- If the judge had any compassion, this attack should absolutely go unpunished. As they allow a margin of error for police officers to act on their own will, this father is not a criminal for attacking that piece of shit. Furthermore I commend this father and all fathers that take it upon themselves to see justice since we all know nobody truly gives a shit about our drama.
The story: The father of one of three victims of Ohio serial killer Michael Madison leaped over a table to attack the defendant in court Thursday just minutes after the judge pronounced a death sentence.
Van Terry is the father of victim Shirellda Terry. Shortly before the courtroom incident, Terry had approached the podium to address the judge and speak about the impact of his daughter's loss.
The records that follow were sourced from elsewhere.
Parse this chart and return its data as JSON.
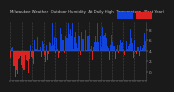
{
  "title": "Milwaukee Weather Outdoor Humidity At Daily High Temperature (Past Year)",
  "background_color": "#1a1a1a",
  "plot_bg_color": "#1a1a1a",
  "bar_color_above": "#1144dd",
  "bar_color_below": "#dd2222",
  "ylim": [
    -55,
    55
  ],
  "num_bars": 365,
  "seed": 42,
  "grid_color": "#555555",
  "title_fontsize": 3.5,
  "tick_fontsize": 3.0,
  "ytick_positions": [
    40,
    20,
    0,
    -20,
    -40
  ],
  "ytick_labels": [
    "8.",
    "6.",
    "4.",
    "2.",
    "0."
  ]
}
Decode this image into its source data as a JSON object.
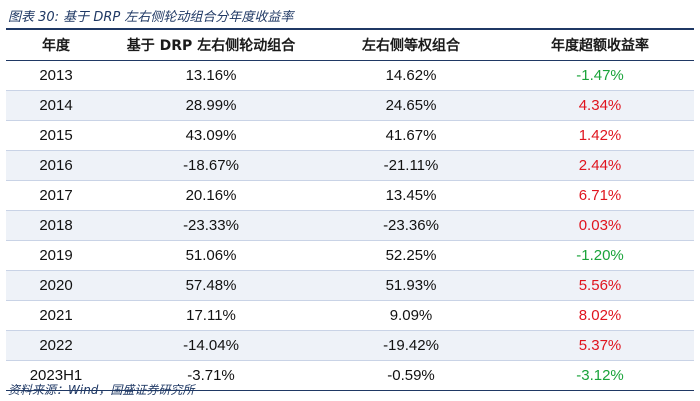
{
  "caption": "图表 30:  基于 DRP 左右侧轮动组合分年度收益率",
  "headers": [
    "年度",
    "基于 DRP 左右侧轮动组合",
    "左右侧等权组合",
    "年度超额收益率"
  ],
  "rows": [
    {
      "year": "2013",
      "drp": "13.16%",
      "equal": "14.62%",
      "excess": "-1.47%",
      "sign": "neg"
    },
    {
      "year": "2014",
      "drp": "28.99%",
      "equal": "24.65%",
      "excess": "4.34%",
      "sign": "pos"
    },
    {
      "year": "2015",
      "drp": "43.09%",
      "equal": "41.67%",
      "excess": "1.42%",
      "sign": "pos"
    },
    {
      "year": "2016",
      "drp": "-18.67%",
      "equal": "-21.11%",
      "excess": "2.44%",
      "sign": "pos"
    },
    {
      "year": "2017",
      "drp": "20.16%",
      "equal": "13.45%",
      "excess": "6.71%",
      "sign": "pos"
    },
    {
      "year": "2018",
      "drp": "-23.33%",
      "equal": "-23.36%",
      "excess": "0.03%",
      "sign": "pos"
    },
    {
      "year": "2019",
      "drp": "51.06%",
      "equal": "52.25%",
      "excess": "-1.20%",
      "sign": "neg"
    },
    {
      "year": "2020",
      "drp": "57.48%",
      "equal": "51.93%",
      "excess": "5.56%",
      "sign": "pos"
    },
    {
      "year": "2021",
      "drp": "17.11%",
      "equal": "9.09%",
      "excess": "8.02%",
      "sign": "pos"
    },
    {
      "year": "2022",
      "drp": "-14.04%",
      "equal": "-19.42%",
      "excess": "5.37%",
      "sign": "pos"
    },
    {
      "year": "2023H1",
      "drp": "-3.71%",
      "equal": "-0.59%",
      "excess": "-3.12%",
      "sign": "neg"
    }
  ],
  "colors": {
    "positive": "#e0141e",
    "negative": "#1aa33a",
    "rule": "#1f3864",
    "stripe": "#eef2f8"
  },
  "source": "资料来源：Wind，国盛证券研究所"
}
"Right now, I guess we're supposed to, in our hearts forgive this clown, who has touched our families, taken my child," Terry said.
Terry then paused and turned to look behind him at Madison, who was sitting behind the defense table, before running towards the convicted killer and lunging over the table at him.
Cuyahoga County courtroom deputies wrestled Terry as Madison and others scrambled to get out of the way. The courtroom momentarily burst into chaos, as someone sitting in the gallery repeatedly yelled "No!" and someone else screamed, "Terry!"
Law enforcement officers dragged Terry from the courtroom. Madison didn't appear to be injured.
Cuyahoga County Common Pleas Judge Nancy McDonnell declined to clear the courtroom, and after about a 15-minute delay, the sentencing hearing continued.
The outburst happened minutes after McDonnell sentenced Madison to death for the 2013 killings.
The bodies of 38-year-old Angela Deskins, 28-year-old Shetisha Sheeley and 18-year-old Shirellda Terry were found in July 2013 near the East Cleveland apartment building where Madison lived. Madison told police he strangled two of the women but couldn't remember killing the third.
Thursday, McDonnell accepted a jury's recommendation that 38-year-old Michael Madison receive the death penalty. She could have instead chosen to sentence Madison to life in prison without parole.
McDonnell said the horrific nature of Madison's crimes far outweighed evidence presented in efforts to spare him, including an abusive and chaotic childhood.
The same jury convicted Madison earlier this month of multiple counts of aggravated murder and kidnapping.